Better Introductions Start Inclusive Candidate Experiences

I dread the beginning of June when all the companies start coming out with rainbow logos. I get it. You want to show the LGBT+ community that you support them. Wonderful. How does changing your logo change anything for them? How does it create a more inclusive candidate experience? How does it give them equal access to this world?

Unfortunately, so many companies spend time adding colors to a logo to convey they are inclusive instead of educating their teams.

News flash: Brands shouldn’t be leading inclusion and community efforts – in your consumer or candidate messages. Talent should.

Talent Teams Teach Inclusion

Talent has the opportunity to impart information on their teams and empower people with action. But, the cool part we don’t talk enough about is how those employees can impact families, friends, peers, and community members. One employee will have an enormous impact on making this world more bearable and safe for others.

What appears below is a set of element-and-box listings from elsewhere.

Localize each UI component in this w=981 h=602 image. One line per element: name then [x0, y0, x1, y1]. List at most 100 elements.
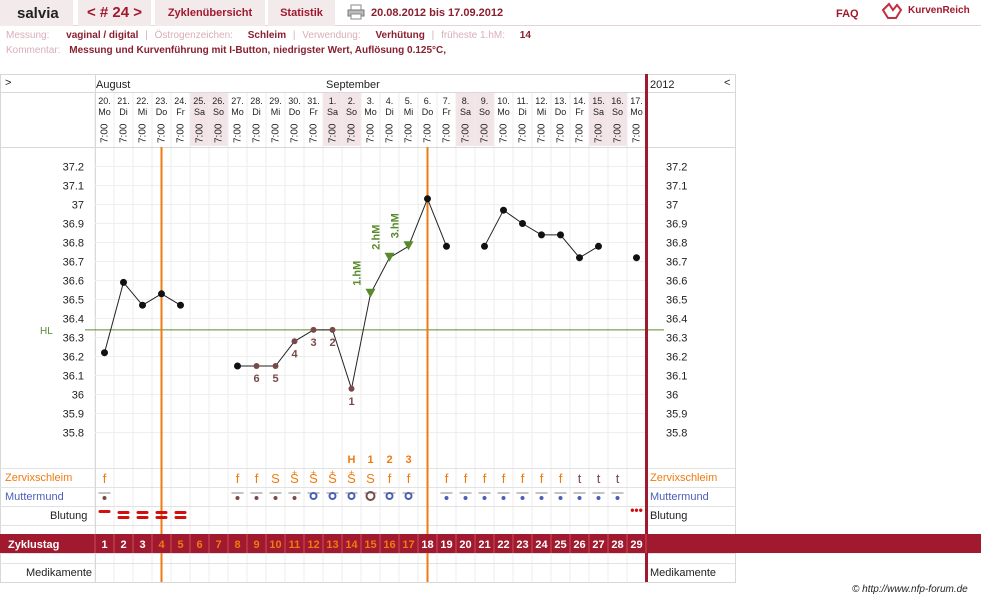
day-time: 7:00	[575, 123, 586, 143]
nav-left-arrow: >	[5, 77, 11, 89]
temp-point	[557, 231, 564, 239]
print-icon[interactable]	[347, 4, 365, 20]
weekend-shade	[342, 92, 361, 146]
blutung-spot: •••	[630, 503, 643, 517]
zyklustag-number: 26	[573, 539, 585, 551]
day-date: 12.	[535, 96, 548, 106]
day-weekday: Mo	[497, 107, 510, 117]
faq-link[interactable]: FAQ	[836, 8, 859, 20]
blutung-bar	[155, 516, 168, 519]
temp-point	[519, 220, 526, 227]
day-time: 7:00	[195, 123, 206, 143]
zyklustag-number: 17	[402, 539, 414, 551]
y-tick-right: 36	[666, 390, 678, 402]
zervix-value: f	[559, 471, 563, 486]
muttermund-label-left: Muttermund	[5, 491, 64, 503]
tab-statistik[interactable]: Statistik	[268, 0, 335, 26]
zervix-value: f	[388, 471, 392, 486]
blutung-bar	[174, 511, 187, 514]
zervix-plus: +	[292, 468, 297, 478]
blutung-bar	[136, 511, 149, 514]
kommentar-label: Kommentar:	[6, 45, 61, 56]
day-date: 25.	[193, 96, 206, 106]
temp-point	[291, 338, 298, 345]
zyklustag-number: 19	[440, 539, 452, 551]
y-tick-right: 37.1	[666, 181, 687, 193]
temp-segment	[104, 282, 124, 353]
day-weekday: Mo	[231, 107, 244, 117]
zyklustag-band	[0, 534, 981, 553]
y-tick-left: 36.4	[63, 314, 84, 326]
zervix-value: S	[290, 471, 299, 486]
temp-point	[139, 301, 146, 309]
muttermund-dot	[539, 496, 544, 500]
temp-point	[272, 363, 279, 369]
zyklustag-number: 25	[554, 539, 566, 551]
day-weekday: Do	[422, 107, 434, 117]
month-label: August	[96, 79, 130, 91]
temp-segment	[275, 340, 295, 367]
day-weekday: Di	[518, 107, 527, 117]
day-date: 6.	[424, 96, 432, 106]
zervix-value: f	[407, 471, 411, 486]
temp-segment	[370, 257, 390, 295]
temp-point	[481, 242, 488, 250]
day-weekday: Do	[555, 107, 567, 117]
high-marker	[365, 288, 376, 298]
zervix-value: f	[236, 471, 240, 486]
temp-segment	[408, 198, 428, 247]
kurvenreich-logo-icon[interactable]	[881, 2, 981, 22]
day-date: 7.	[443, 96, 451, 106]
high-marker	[403, 241, 414, 251]
day-date: 14.	[573, 96, 586, 106]
zyklustag-number: 27	[592, 539, 604, 551]
weekend-shade	[608, 92, 627, 146]
zyklustag-number: 11	[289, 539, 301, 551]
day-time: 7:00	[404, 123, 415, 143]
y-tick-left: 36.3	[63, 333, 84, 345]
medikamente-label-left: Medikamente	[26, 567, 92, 579]
zyklustag-number: 21	[478, 539, 490, 551]
day-date: 17.	[630, 96, 643, 106]
cycle-navigation[interactable]: < # 24 >	[78, 0, 151, 26]
muttermund-circle	[309, 492, 318, 500]
temp-point	[595, 242, 602, 250]
zervix-label-right: Zervixschleim	[650, 472, 717, 484]
muttermund-circle	[404, 492, 413, 500]
zervix-value: t	[597, 471, 601, 486]
temp-segment	[332, 329, 352, 389]
zervix-value: S	[271, 471, 280, 486]
muttermund-dot	[596, 496, 601, 500]
zervix-value: S	[347, 471, 356, 486]
zyklustag-number: 6	[196, 539, 202, 551]
y-tick-right: 36.2	[666, 352, 687, 364]
zervix-value: S	[366, 471, 375, 486]
temp-point	[253, 363, 260, 369]
day-weekday: Sa	[593, 107, 604, 117]
low-count-label: 4	[291, 348, 298, 360]
temp-point	[348, 385, 355, 392]
muttermund-dot	[254, 496, 259, 500]
y-tick-right: 36.9	[666, 219, 687, 231]
day-time: 7:00	[594, 123, 605, 143]
zyklustag-number: 12	[307, 539, 319, 551]
info-line-2: Kommentar: Messung und Kurvenführung mit…	[6, 45, 446, 56]
y-tick-left: 36.9	[63, 219, 84, 231]
day-time: 7:00	[138, 123, 149, 143]
day-time: 7:00	[309, 123, 320, 143]
user-name[interactable]: salvia	[0, 0, 73, 26]
month-label: September	[326, 79, 380, 91]
temp-segment	[427, 198, 447, 247]
zyklustag-label: Zyklustag	[8, 539, 59, 551]
tab-zyklenuebersicht[interactable]: Zyklenübersicht	[155, 0, 265, 26]
y-tick-left: 36	[72, 390, 84, 402]
day-weekday: Di	[385, 107, 394, 117]
day-weekday: Mi	[138, 107, 148, 117]
y-tick-right: 36.1	[666, 371, 687, 383]
day-date: 5.	[405, 96, 413, 106]
zervix-value: f	[445, 471, 449, 486]
oestrogen-label: Östrogenzeichen:	[154, 30, 233, 41]
chart-frame	[0, 74, 736, 583]
day-weekday: Mo	[98, 107, 111, 117]
day-weekday: So	[346, 107, 357, 117]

As companies, we have an opportunity and responsibility to educate our people on inclusive language and candidate experiences to become better parents, teachers, leaders, and allies in the community.

Pronoun education is just one element of that – but it has significant consequences on employee mental health. Stats from the Trevor project show that if one person at work uses correct pronouns for you, it can
decrease the likelihood that you’ll attempt suicide by 40%.

One person can save a life and talent leaders can help. How amazing is that?

If you want to bring that content to your office, you can book a meeting with me here.

An Inclusive Candidate Experience Starts With Introductions

Acceptance starts at the introduction when we don’t assume. Instead, we ask. However, most people don’t know how to broach the subject of pronouns or feel comfortable asking.

In my research and exploration, here’s the introduction I’ve found that feels most comfortable for me:

Hi, my name is Katrina.
I use they/them pronouns.
How should I refer to you?

If they feel safe, I hope they’ll share their pronouns. If they don’t, they are welcome to change pronouns later. Regardless, that prompt will convey my interest in knowing them versus my interest in them knowing me. That’s where belonging often starts – by simply showing your concern for another human.

The most important lesson here? Ask. Not when in doubt, not when you’re curious, but always. Just ask instead of assuming gender or anything else about a person.

My biggest hope for the near future is simply that – a world of work where we stop assuming and start asking questions and where people show genuine concern for each other.

I know we have a long way to go, but starting with this easy introduction is a great place to begin building belonging in the candidate experience.

LGBT and Diversity

Katrina Kibben View All →

Katrina Kibben is the Founder and Principal Consultant of Three Ears Media. For most of Katrina’s career, she has been a marketer living in a recruiter’s world – listening to both sides of the talent equation to understand the real issues and find solutions for engaging and hiring better people. Today, she uses her technical marketing know-how and way with words to help both established and emerging brands develop and deliver content that fuels smart recruitment marketing that makes the right people apply.

Katrina has written for,, RecruitingDaily and many other digital publications. She is a recognized leader in recruiting and employer branding who speaks regularly at conferences around the world.

3 Comments Leave a comment

  1. Thank you for this, Katrina!

    I have a follow-up question to this if I may. Often in interviews, before I can say hello, candidates will often kick things off by saying “hey man, how’s it going? It’s great to meet you”. As someone who is non-binary, I find this hurtful and I’m not sure how to respond to this without creating a tense interview experience. By default, I ignore it and move on. Do you have any suggestions on how to handle this type of situation?

    • I’d suggest mentioning something in the pre-email. Maybe in your email signature, or even in the email, when you explain how the call will go, you mention that you’ll ask them about pronouns. “I’m non-binary and use they/them pronouns.” Mention it ahead of time.

      In the moment, I know it’s SO hard. I think it’s a matter of your comfort zone. My instinctual reaction was to say something along the lines of “Great to meet you! Just a heads up, I am non-binary and I prefer gender neutral terms. Thank you for being considerate.”

      The third dimension: if they keep it up or get offended? Probably a unique and helpful culture proof point.